Quel niveau d'isolation ?
| Situation | Niveau recommandé | Pourquoi |
|---|---|---|
| Lectures seules, analytics, reporting | READ COMMITTED | Performances maximales, Dirty Reads pas possibles avec snapshots |
| Transactions classiques CRUD | READ COMMITTED (PostgreSQL défaut) | Suffisant pour la majorité des applications web |
| Calculs financiers, comptabilité | REPEATABLE READ | Snapshot cohérent sur toute la transaction |
| Invariants complexes, write skew possible | SERIALIZABLE | Garantie totale, SSI en PostgreSQL sans locks inutiles |
Optimistic ou Pessimistic ?
| Choix | Quand l'utiliser | Exemple concret |
|---|---|---|
| Pessimistic (FOR UPDATE) | Conflits fréquents, stocks limités, réservations | Dernier siège d'avion, stock produit ≤ 5 |
| Optimistic (version column) | Conflits rares, formulaires longs, APIs REST | Édition de profil utilisateur, wiki |
| SKIP LOCKED | Workers parallèles sur une queue de jobs | Traitement d'emails, jobs async sans Redis |
Commandes SQL de référence
-- Définir le niveau d'isolation SET TRANSACTION ISOLATION LEVEL READ COMMITTED; BEGIN; -- Ou au niveau session (PostgreSQL) SET default_transaction_isolation = 'repeatable read'; -- Lock explicite SELECT * FROM t WHERE id = 1 FOR UPDATE; SELECT * FROM t WHERE id = 1 FOR UPDATE NOWAIT; SELECT * FROM t LIMIT 1 FOR UPDATE SKIP LOCKED; -- Savepoints SAVEPOINT mon_save; ROLLBACK TO SAVEPOINT mon_save; RELEASE SAVEPOINT mon_save; -- Diagnostique PostgreSQL SELECT * FROM pg_locks; SELECT * FROM pg_stat_activity; -- Diagnostique InnoDB SHOW ENGINE INNODB STATUS;
Checklist de bonnes pratiques
- Transactions courtes : moins de temps entre BEGIN et COMMIT = moins de locks tenus = moins de contentions.
- Index sur les colonnes de filtre : un UPDATE sans index peut locker une table entière au lieu d'une ligne.
- Ordre de lock cohérent : si plusieurs entités sont lockées, toujours dans le même ordre dans toutes les transactions.
- Retry automatique : deadlock = erreur transitoire.
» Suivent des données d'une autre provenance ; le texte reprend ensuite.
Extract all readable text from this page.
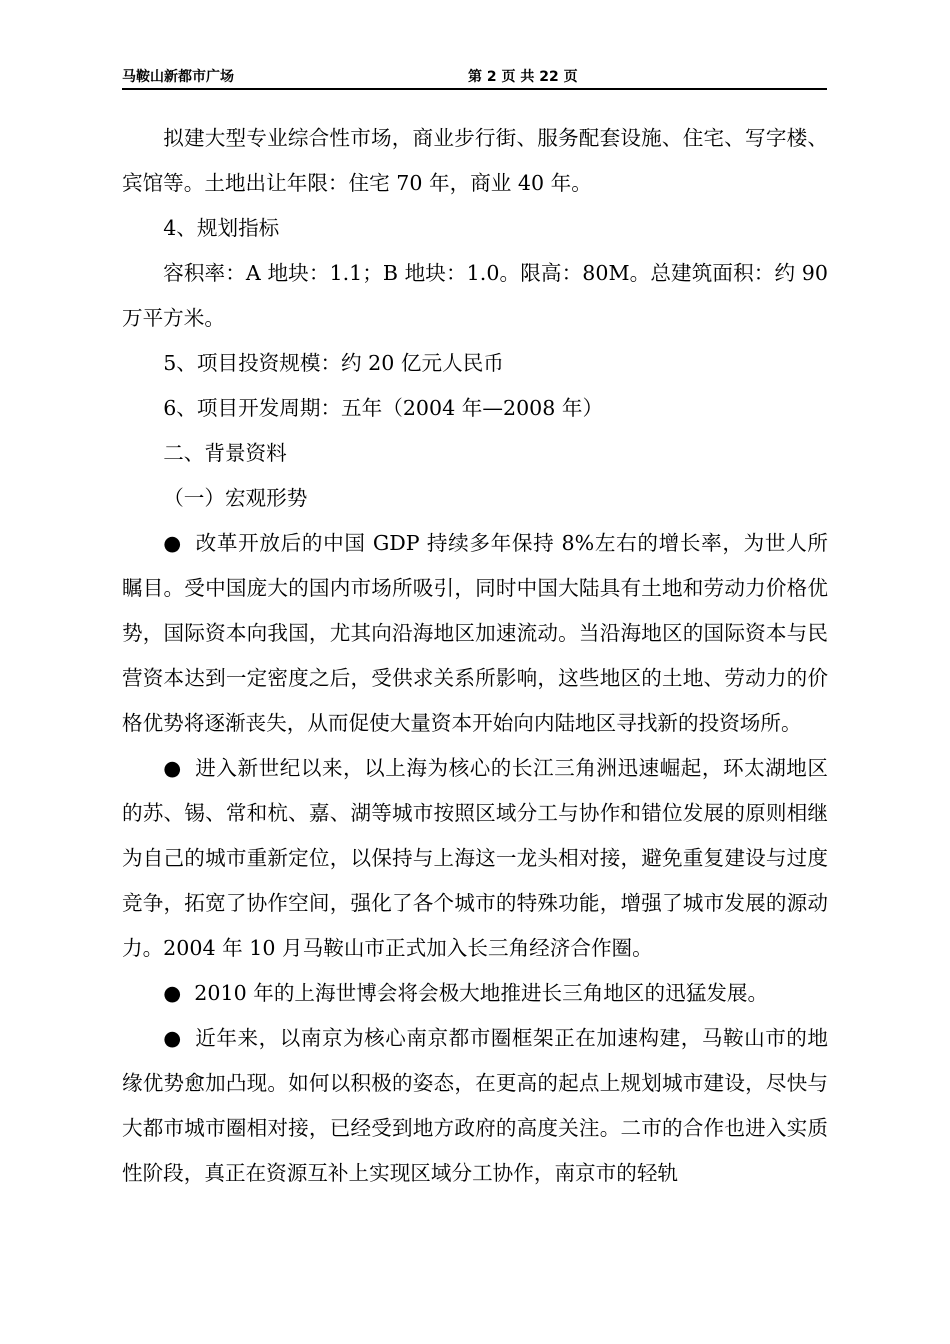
马鞍山新都市广场	第 2 页 共 22 页

拟建大型专业综合性市场，商业步行街、服务配套设施、住宅、写字楼、宾馆等。土地出让年限：住宅 70 年，商业 40 年。

4、规划指标

容积率：A 地块：1.1；B 地块：1.0。限高：80M。总建筑面积：约 90 万平方米。

5、项目投资规模：约 20 亿元人民币

6、项目开发周期：五年（2004 年—2008 年）

二、背景资料

（一）宏观形势

● 改革开放后的中国 GDP 持续多年保持 8%左右的增长率，为世人所瞩目。受中国庞大的国内市场所吸引，同时中国大陆具有土地和劳动力价格优势，国际资本向我国，尤其向沿海地区加速流动。当沿海地区的国际资本与民营资本达到一定密度之后，受供求关系所影响，这些地区的土地、劳动力的价格优势将逐渐丧失，从而促使大量资本开始向内陆地区寻找新的投资场所。

● 进入新世纪以来，以上海为核心的长江三角洲迅速崛起，环太湖地区的苏、锡、常和杭、嘉、湖等城市按照区域分工与协作和错位发展的原则相继为自己的城市重新定位，以保持与上海这一龙头相对接，避免重复建设与过度竞争，拓宽了协作空间，强化了各个城市的特殊功能，增强了城市发展的源动力。2004 年 10 月马鞍山市正式加入长三角经济合作圈。

● 2010 年的上海世博会将会极大地推进长三角地区的迅猛发展。

● 近年来，以南京为核心南京都市圈框架正在加速构建，马鞍山市的地缘优势愈加凸现。如何以积极的姿态，在更高的起点上规划城市建设，尽快与大都市城市圈相对接，已经受到地方政府的高度关注。二市的合作也进入实质性阶段，真正在资源互补上实现区域分工协作，南京市的轻轨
Implémenter un retry avec backoff. Idem pour les serialization failures.
- Surveiller pg_stat_activity : les transactions idle-in-transaction qui traînent tiennent des locks et bloquent VACUUM.
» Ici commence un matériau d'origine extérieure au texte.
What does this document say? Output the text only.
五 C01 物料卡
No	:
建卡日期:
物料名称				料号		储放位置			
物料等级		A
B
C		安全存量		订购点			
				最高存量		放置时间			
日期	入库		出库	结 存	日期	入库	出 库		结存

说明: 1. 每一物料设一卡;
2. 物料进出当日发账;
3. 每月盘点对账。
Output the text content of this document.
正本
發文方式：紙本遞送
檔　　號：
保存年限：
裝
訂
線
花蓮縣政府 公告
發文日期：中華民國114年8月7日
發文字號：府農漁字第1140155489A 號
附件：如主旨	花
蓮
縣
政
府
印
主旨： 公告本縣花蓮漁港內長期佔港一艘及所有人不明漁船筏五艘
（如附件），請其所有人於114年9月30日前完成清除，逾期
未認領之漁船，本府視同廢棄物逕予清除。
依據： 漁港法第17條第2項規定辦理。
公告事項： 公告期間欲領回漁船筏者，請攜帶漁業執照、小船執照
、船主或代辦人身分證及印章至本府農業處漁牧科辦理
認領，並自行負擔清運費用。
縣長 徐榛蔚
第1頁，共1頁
- SERIALIZABLE n'est pas gratuit : en charge élevée, les false positives SSI peuvent augmenter le taux de retry. Mesure avant de généraliser.
La plupart des problèmes de transactions viennent d'une incompréhension du niveau d'isolation en vigueur. Connais le défaut de ton moteur (READ COMMITTED pour PostgreSQL, REPEATABLE READ pour MySQL), teste avec de la concurrence réelle, et monte le niveau uniquement quand tu as un problème prouvé à résoudre.